La fabrication d’un savon, comme de n’importe quel produit cosmétique, doit être placée sous la responsabilité d’une personne qualifiée, et chaque formule doit être validée par un pharmacien ou un médecin. Des analyses sont ensuite nécessaires pour prouver qu’aucune contamination microbienne n’est possible dans le savon. Ces analyses doivent être effectuées par un laboratoire spécialisé. Puis chaque formule est déposée auprès des centres anti-poison, pour qu’en cas de problème de santé due à l’utilisation de ce savon (allergie, ingestion…) ils puissent indiquer la marche à suivre. Cette réglementation contraignante et sévère garantit la sécurité du consommateur.

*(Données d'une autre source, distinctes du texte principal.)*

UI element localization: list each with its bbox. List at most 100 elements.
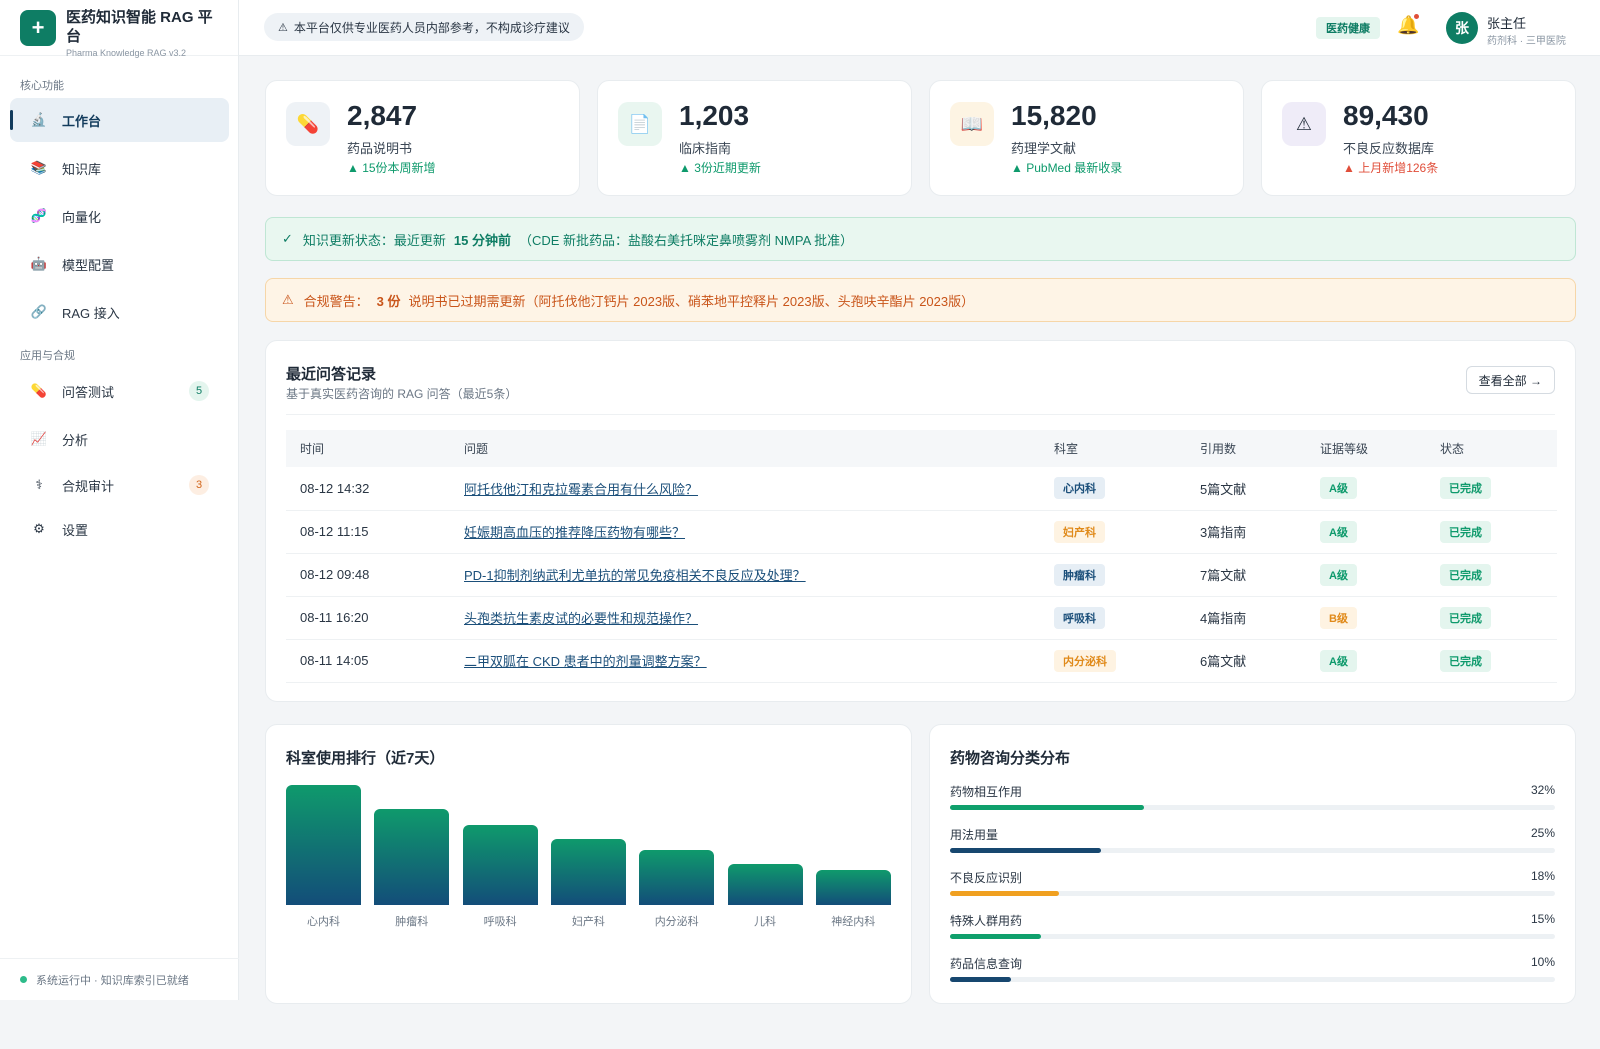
table-row[interactable]: 08-11 16:20 头孢类抗生素皮试的必要性和规范操作？ 呼吸科 4篇指南 … [286, 596, 1557, 640]
column-header[interactable]: 状态 [1426, 430, 1557, 467]
progress-track [950, 805, 1555, 810]
distribution-percent: 32% [1530, 783, 1555, 797]
system-status-text: 系统运行中 · 知识库索引已就绪 [36, 974, 189, 987]
distribution-label: 特殊人群用药 [950, 914, 1023, 928]
stat-label: 不良反应数据库 [1343, 141, 1435, 156]
status-badge: 已完成 [1440, 649, 1491, 672]
sidebar-item-qa-test[interactable]: 💊 问答测试 5 [10, 369, 229, 413]
status-badge: 已完成 [1440, 563, 1491, 586]
column-header[interactable]: 证据等级 [1306, 430, 1426, 467]
sidebar-item-label: 分析 [62, 432, 89, 448]
stat-value: 89,430 [1343, 100, 1429, 131]
time-cell: 08-11 16:20 [286, 596, 450, 640]
distribution-percent: 15% [1530, 912, 1555, 926]
banner-highlight: 15 分钟前 [453, 232, 511, 248]
avatar[interactable]: 张 [1446, 12, 1478, 44]
nav-section-apps: 应用与合规 [20, 350, 75, 362]
bar-内分泌科[interactable] [639, 850, 715, 905]
sidebar-item-workbench[interactable]: 🔬 工作台 [10, 98, 229, 142]
question-link[interactable]: 二甲双胍在 CKD 患者中的剂量调整方案？ [464, 654, 707, 669]
evidence-level-chip: A级 [1320, 520, 1357, 543]
refs-cell: 5篇文献 [1186, 467, 1306, 511]
column-header[interactable]: 引用数 [1186, 430, 1306, 467]
table-row[interactable]: 08-12 14:32 阿托伐他汀和克拉霉素合用有什么风险？ 心内科 5篇文献 … [286, 467, 1557, 511]
bar-妇产科[interactable] [550, 839, 626, 905]
banner-highlight: 3 份 [376, 293, 401, 309]
link-icon: 🔗 [30, 304, 48, 319]
question-link[interactable]: PD-1抑制剂纳武利尤单抗的常见免疫相关不良反应及处理？ [464, 568, 806, 583]
sidebar-item-label: 知识库 [62, 161, 102, 177]
view-all-button[interactable]: 查看全部 → [1465, 366, 1555, 394]
stat-trend: ▲ 上月新增126条 [1343, 161, 1439, 175]
bar-呼吸科[interactable] [462, 825, 538, 905]
sidebar: + 医药知识智能 RAG 平台 Pharma Knowledge RAG v3.… [0, 0, 239, 1000]
progress-track [950, 977, 1555, 982]
recent-qa-panel: 最近问答记录 基于真实医药咨询的 RAG 问答（最近5条） 查看全部 → 时间 … [265, 340, 1576, 702]
question-link[interactable]: 阿托伐他汀和克拉霉素合用有什么风险？ [464, 482, 698, 497]
sidebar-item-settings[interactable]: ⚙ 设置 [10, 507, 229, 551]
bar-儿科[interactable] [727, 864, 803, 905]
time-cell: 08-11 14:05 [286, 639, 450, 683]
sidebar-item-label: 模型配置 [62, 257, 115, 273]
table-row[interactable]: 08-12 11:15 妊娠期高血压的推荐降压药物有哪些？ 妇产科 3篇指南 A… [286, 510, 1557, 554]
sidebar-item-vectorize[interactable]: 🧬 向量化 [10, 194, 229, 238]
sidebar-item-label: 工作台 [62, 113, 102, 129]
bar-心内科[interactable] [286, 785, 361, 905]
book-icon: 📖 [950, 102, 994, 146]
panel-title: 药物咨询分类分布 [950, 750, 1071, 767]
divider [286, 414, 1555, 415]
column-header[interactable]: 科室 [1040, 430, 1186, 467]
table-row[interactable]: 08-12 09:48 PD-1抑制剂纳武利尤单抗的常见免疫相关不良反应及处理？… [286, 553, 1557, 597]
question-link[interactable]: 妊娠期高血压的推荐降压药物有哪些？ [464, 525, 685, 540]
sidebar-item-rag-access[interactable]: 🔗 RAG 接入 [10, 290, 229, 334]
bar-神经内科[interactable] [815, 870, 891, 905]
evidence-level-chip: A级 [1320, 649, 1357, 672]
bar-label: 神经内科 [831, 916, 876, 928]
consult-distribution-panel: 药物咨询分类分布 药物相互作用 32% 用法用量 25% 不良反应识别 18% 特殊人群用药… [929, 724, 1576, 1004]
bar-label: 心内科 [307, 916, 340, 928]
progress-track [950, 848, 1555, 853]
column-header[interactable]: 问题 [450, 430, 1040, 467]
topbar: ⚠ 本平台仅供专业医药人员内部参考，不构成诊疗建议 医药健康 🔔 张 张主任 药… [239, 0, 1600, 56]
chart-icon: 📈 [30, 431, 48, 446]
distribution-percent: 25% [1530, 826, 1555, 840]
warning-icon: ⚠ [1282, 102, 1326, 146]
evidence-level-chip: A级 [1320, 477, 1357, 500]
stat-label: 药理学文献 [1011, 141, 1077, 156]
bar-肿瘤科[interactable] [374, 809, 450, 905]
sidebar-item-label: 问答测试 [62, 384, 115, 400]
sidebar-item-label: RAG 接入 [62, 305, 120, 321]
stat-card-guidelines[interactable]: 📄 1,203 临床指南 ▲ 3份近期更新 [597, 80, 912, 196]
stat-trend: ▲ 3份近期更新 [679, 161, 761, 175]
column-header[interactable]: 时间 [286, 430, 450, 467]
user-name[interactable]: 张主任 [1487, 13, 1526, 32]
sidebar-item-analytics[interactable]: 📈 分析 [10, 417, 229, 461]
disclaimer-notice: ⚠ 本平台仅供专业医药人员内部参考，不构成诊疗建议 [264, 13, 584, 41]
document-icon: 📄 [618, 102, 662, 146]
table-row[interactable]: 08-11 14:05 二甲双胍在 CKD 患者中的剂量调整方案？ 内分泌科 6… [286, 639, 1557, 683]
stat-value: 1,203 [679, 100, 750, 131]
evidence-level-chip: B级 [1320, 606, 1357, 629]
category-tag[interactable]: 医药健康 [1316, 17, 1380, 39]
sidebar-item-label: 设置 [62, 522, 89, 538]
status-badge: 已完成 [1440, 606, 1491, 629]
status-dot-icon [20, 976, 27, 983]
question-link[interactable]: 头孢类抗生素皮试的必要性和规范操作？ [464, 611, 698, 626]
banner-prefix: 合规警告： [303, 293, 369, 309]
stat-card-literature[interactable]: 📖 15,820 药理学文献 ▲ PubMed 最新收录 [929, 80, 1244, 196]
panel-subtitle: 基于真实医药咨询的 RAG 问答（最近5条） [286, 387, 518, 401]
brand-title: 医药知识智能 RAG 平台 [66, 9, 213, 45]
distribution-percent: 18% [1530, 869, 1555, 883]
sidebar-item-compliance[interactable]: ⚕ 合规审计 3 [10, 463, 229, 507]
sidebar-item-model-config[interactable]: 🤖 模型配置 [10, 242, 229, 286]
stat-card-drug-labels[interactable]: 💊 2,847 药品说明书 ▲ 15份本周新增 [265, 80, 580, 196]
distribution-label: 用法用量 [950, 828, 999, 842]
sidebar-item-knowledge[interactable]: 📚 知识库 [10, 146, 229, 190]
brand-logo: + [20, 10, 56, 46]
progress-fill [950, 848, 1102, 853]
stat-card-adverse-events[interactable]: ⚠ 89,430 不良反应数据库 ▲ 上月新增126条 [1261, 80, 1576, 196]
status-badge: 已完成 [1440, 520, 1491, 543]
status-badge: 已完成 [1440, 477, 1491, 500]
chart-title: 科室使用排行（近7天） [286, 750, 445, 767]
progress-fill [950, 805, 1144, 810]
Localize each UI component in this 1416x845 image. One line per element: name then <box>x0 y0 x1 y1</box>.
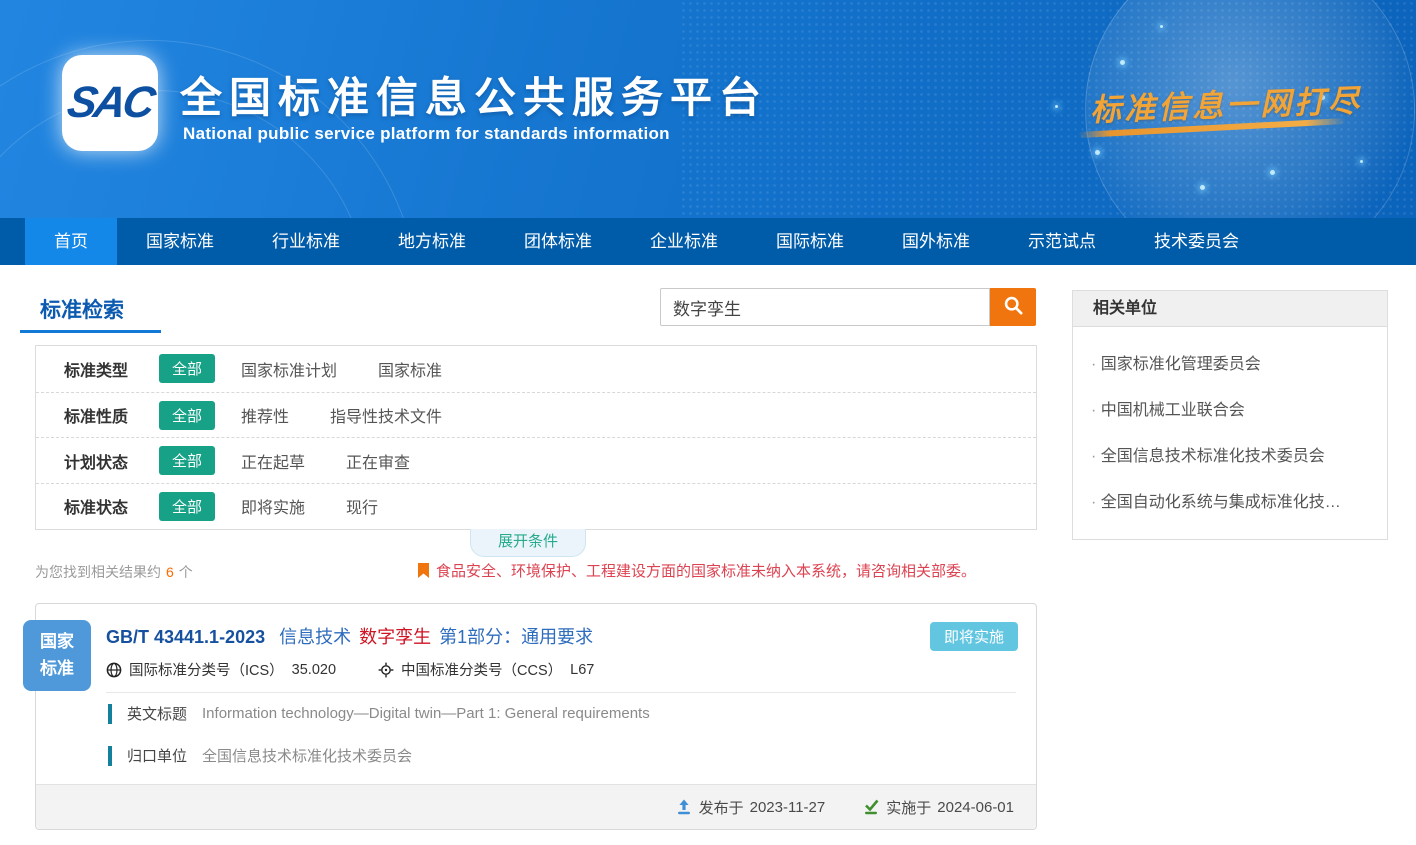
detail-row-committee: 归口单位 全国信息技术标准化技术委员会 <box>108 745 412 766</box>
detail-value: Information technology—Digital twin—Part… <box>202 705 650 722</box>
system-notice: 食品安全、环境保护、工程建设方面的国家标准未纳入本系统，请咨询相关部委。 <box>418 560 976 581</box>
detail-label: 归口单位 <box>127 745 187 766</box>
filter-row-plan-status: 计划状态 全部 正在起草 正在审查 <box>36 437 1036 483</box>
filter-row-standard-status: 标准状态 全部 即将实施 现行 <box>36 483 1036 529</box>
filter-all-badge[interactable]: 全部 <box>159 446 215 475</box>
filter-option[interactable]: 推荐性 <box>241 403 289 427</box>
title-rest[interactable]: 第1部分：通用要求 <box>439 627 593 647</box>
site-header: SAC 全国标准信息公共服务平台 National public service… <box>0 0 1416 218</box>
search-bar <box>660 288 1036 326</box>
result-summary: 为您找到相关结果约 6个 <box>35 562 193 582</box>
filter-label: 标准类型 <box>64 357 159 381</box>
filter-row-standard-nature: 标准性质 全部 推荐性 指导性技术文件 <box>36 392 1036 438</box>
card-divider <box>106 692 1016 693</box>
filter-option[interactable]: 国家标准计划 <box>241 357 337 381</box>
nav-item-pilot[interactable]: 示范试点 <box>999 218 1125 265</box>
title-segment[interactable]: 信息技术 <box>279 627 351 647</box>
section-title-standard-search: 标准检索 <box>40 294 124 324</box>
published-info: 发布于 2023-11-27 <box>676 797 826 818</box>
detail-label: 英文标题 <box>127 703 187 724</box>
nav-item-technical-committee[interactable]: 技术委员会 <box>1125 218 1268 265</box>
filter-option[interactable]: 指导性技术文件 <box>330 403 442 427</box>
ccs-value: L67 <box>570 662 594 678</box>
notice-text: 食品安全、环境保护、工程建设方面的国家标准未纳入本系统，请咨询相关部委。 <box>436 560 976 581</box>
related-units-title: 相关单位 <box>1072 290 1388 327</box>
sac-logo-text: SAC <box>64 78 157 128</box>
implemented-label: 实施于 <box>886 797 931 818</box>
title-highlight[interactable]: 数字孪生 <box>359 627 431 647</box>
classification-meta: 国际标准分类号（ICS） 35.020 中国标准分类号（CCS） L67 <box>106 659 594 680</box>
filter-label: 标准状态 <box>64 494 159 518</box>
filter-option[interactable]: 正在审查 <box>346 449 410 473</box>
result-count: 6 <box>166 564 174 580</box>
related-units-panel: 相关单位 国家标准化管理委员会 中国机械工业联合会 全国信息技术标准化技术委员会… <box>1072 290 1388 540</box>
ics-label: 国际标准分类号（ICS） <box>129 659 284 680</box>
filter-all-badge[interactable]: 全部 <box>159 492 215 521</box>
related-units-list: 国家标准化管理委员会 中国机械工业联合会 全国信息技术标准化技术委员会 全国自动… <box>1072 327 1388 540</box>
nav-item-foreign-standards[interactable]: 国外标准 <box>873 218 999 265</box>
detail-value: 全国信息技术标准化技术委员会 <box>202 745 412 766</box>
filter-option[interactable]: 国家标准 <box>378 357 442 381</box>
main-nav: 首页 国家标准 行业标准 地方标准 团体标准 企业标准 国际标准 国外标准 示范… <box>0 218 1416 265</box>
implemented-info: 实施于 2024-06-01 <box>863 797 1014 818</box>
site-subtitle: National public service platform for sta… <box>183 124 670 144</box>
bookmark-icon <box>418 563 429 578</box>
filter-panel: 标准类型 全部 国家标准计划 国家标准 标准性质 全部 推荐性 指导性技术文件 … <box>35 345 1037 530</box>
detail-row-english-title: 英文标题 Information technology—Digital twin… <box>108 703 650 724</box>
nav-item-industry-standards[interactable]: 行业标准 <box>243 218 369 265</box>
filter-option[interactable]: 即将实施 <box>241 494 305 518</box>
filter-label: 计划状态 <box>64 449 159 473</box>
row-marker-bar <box>108 704 112 724</box>
published-date: 2023-11-27 <box>750 799 826 816</box>
related-unit-link[interactable]: 全国信息技术标准化技术委员会 <box>1073 431 1387 477</box>
nav-item-national-standards[interactable]: 国家标准 <box>117 218 243 265</box>
filter-option[interactable]: 正在起草 <box>241 449 305 473</box>
globe-icon <box>106 662 122 678</box>
nav-item-local-standards[interactable]: 地方标准 <box>369 218 495 265</box>
standard-type-badge: 国家 标准 <box>23 620 91 691</box>
page: SAC 全国标准信息公共服务平台 National public service… <box>0 0 1416 845</box>
badge-line-1: 国家 <box>40 629 74 655</box>
sac-logo[interactable]: SAC <box>62 55 158 151</box>
site-title: 全国标准信息公共服务平台 <box>180 64 768 125</box>
implement-check-icon <box>863 799 879 815</box>
standard-code[interactable]: GB/T 43441.1-2023 <box>106 627 265 647</box>
badge-line-2: 标准 <box>40 656 74 682</box>
standard-result-card: 国家 标准 GB/T 43441.1-2023 信息技术数字孪生第1部分：通用要求… <box>35 603 1037 830</box>
implemented-date: 2024-06-01 <box>937 799 1014 816</box>
standard-title-link[interactable]: GB/T 43441.1-2023 信息技术数字孪生第1部分：通用要求 <box>106 623 601 649</box>
search-icon <box>1003 295 1024 319</box>
nav-item-group-standards[interactable]: 团体标准 <box>495 218 621 265</box>
filter-all-badge[interactable]: 全部 <box>159 401 215 430</box>
card-footer: 发布于 2023-11-27 实施于 2024-06-01 <box>36 784 1036 829</box>
filter-option[interactable]: 现行 <box>346 494 378 518</box>
filter-label: 标准性质 <box>64 403 159 427</box>
section-title-underline <box>20 330 161 333</box>
search-button[interactable] <box>990 288 1036 326</box>
nav-item-international-standards[interactable]: 国际标准 <box>747 218 873 265</box>
status-badge: 即将实施 <box>930 622 1018 651</box>
related-unit-link[interactable]: 国家标准化管理委员会 <box>1073 339 1387 385</box>
ics-value: 35.020 <box>292 662 336 678</box>
crosshair-icon <box>378 662 394 678</box>
filter-row-standard-type: 标准类型 全部 国家标准计划 国家标准 <box>36 346 1036 392</box>
row-marker-bar <box>108 746 112 766</box>
publish-upload-icon <box>676 799 692 815</box>
published-label: 发布于 <box>699 797 744 818</box>
filter-all-badge[interactable]: 全部 <box>159 354 215 383</box>
nav-item-home[interactable]: 首页 <box>25 218 117 265</box>
nav-item-enterprise-standards[interactable]: 企业标准 <box>621 218 747 265</box>
expand-conditions-button[interactable]: 展开条件 <box>470 529 586 557</box>
related-unit-link[interactable]: 中国机械工业联合会 <box>1073 385 1387 431</box>
ccs-label: 中国标准分类号（CCS） <box>401 659 562 680</box>
search-input[interactable] <box>660 288 990 326</box>
result-summary-prefix: 为您找到相关结果约 <box>35 564 161 580</box>
related-unit-link[interactable]: 全国自动化系统与集成标准化技… <box>1073 477 1387 523</box>
result-summary-suffix: 个 <box>179 564 193 580</box>
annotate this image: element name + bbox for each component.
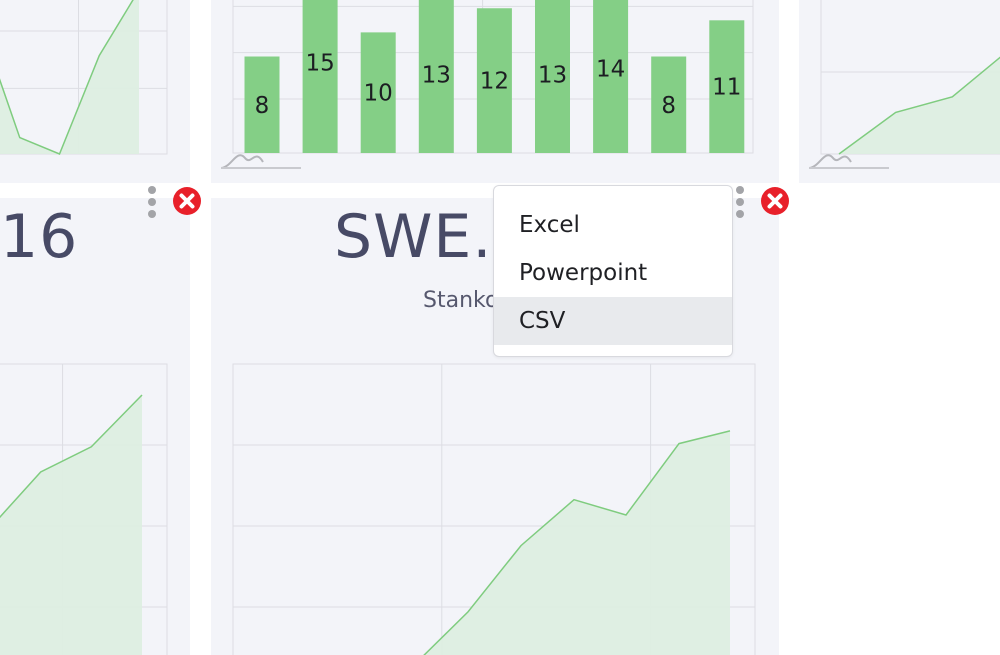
menu-item-excel[interactable]: Excel	[494, 201, 732, 249]
area-chart-bottom-left	[0, 363, 168, 655]
bar-value-label: 12	[480, 69, 509, 95]
tile-top-center: 8 15 10 13 12 13 14 8 11	[211, 0, 779, 183]
tile-top-right	[799, 0, 1000, 183]
close-circle-icon	[173, 187, 201, 215]
bar-chart: 8 15 10 13 12 13 14 8 11	[220, 0, 754, 169]
bar-value-label: 8	[661, 93, 676, 119]
close-circle-icon	[761, 187, 789, 215]
distribution-curve-icon	[220, 154, 264, 169]
bar-value-label: 13	[538, 63, 567, 89]
bar-value-label: 15	[305, 51, 334, 77]
more-options-icon[interactable]	[147, 186, 157, 218]
series-fill	[839, 57, 1000, 154]
area-chart-top-right	[808, 0, 1000, 169]
close-icon[interactable]	[760, 186, 790, 216]
bar-value-label: 13	[422, 63, 451, 89]
distribution-curve-icon	[808, 154, 852, 169]
bar-value-label: 14	[596, 57, 625, 83]
series-fill-extension	[0, 528, 142, 655]
close-icon[interactable]	[172, 186, 202, 216]
series-fill	[0, 395, 142, 528]
bar-value-label: 8	[255, 93, 270, 119]
menu-item-csv[interactable]: CSV	[494, 297, 732, 345]
area-chart-top-left	[0, 0, 168, 155]
export-menu: Excel Powerpoint CSV	[493, 185, 733, 357]
bar-value-label: 10	[364, 81, 393, 107]
tile-bottom-left: 16	[0, 198, 190, 655]
menu-item-powerpoint[interactable]: Powerpoint	[494, 249, 732, 297]
bar-value-label: 11	[712, 75, 741, 101]
more-options-icon[interactable]	[735, 186, 745, 218]
tile-top-left	[0, 0, 190, 183]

Toutes ces contraintes ont un coût, ce qui explique que la plupart des savonniers ont une gamme relativement stable, et qu’ils ne fassent pas varier leurs formules très souvent. Si un savonnier vous propose de nouveaux savons à tout bout de champ : méfiance ! Il est probable qu’il ne s’entoure pas de toutes les précautions ci-dessus, et vous n’êtes pas assuré de l’innocuité de ses produits…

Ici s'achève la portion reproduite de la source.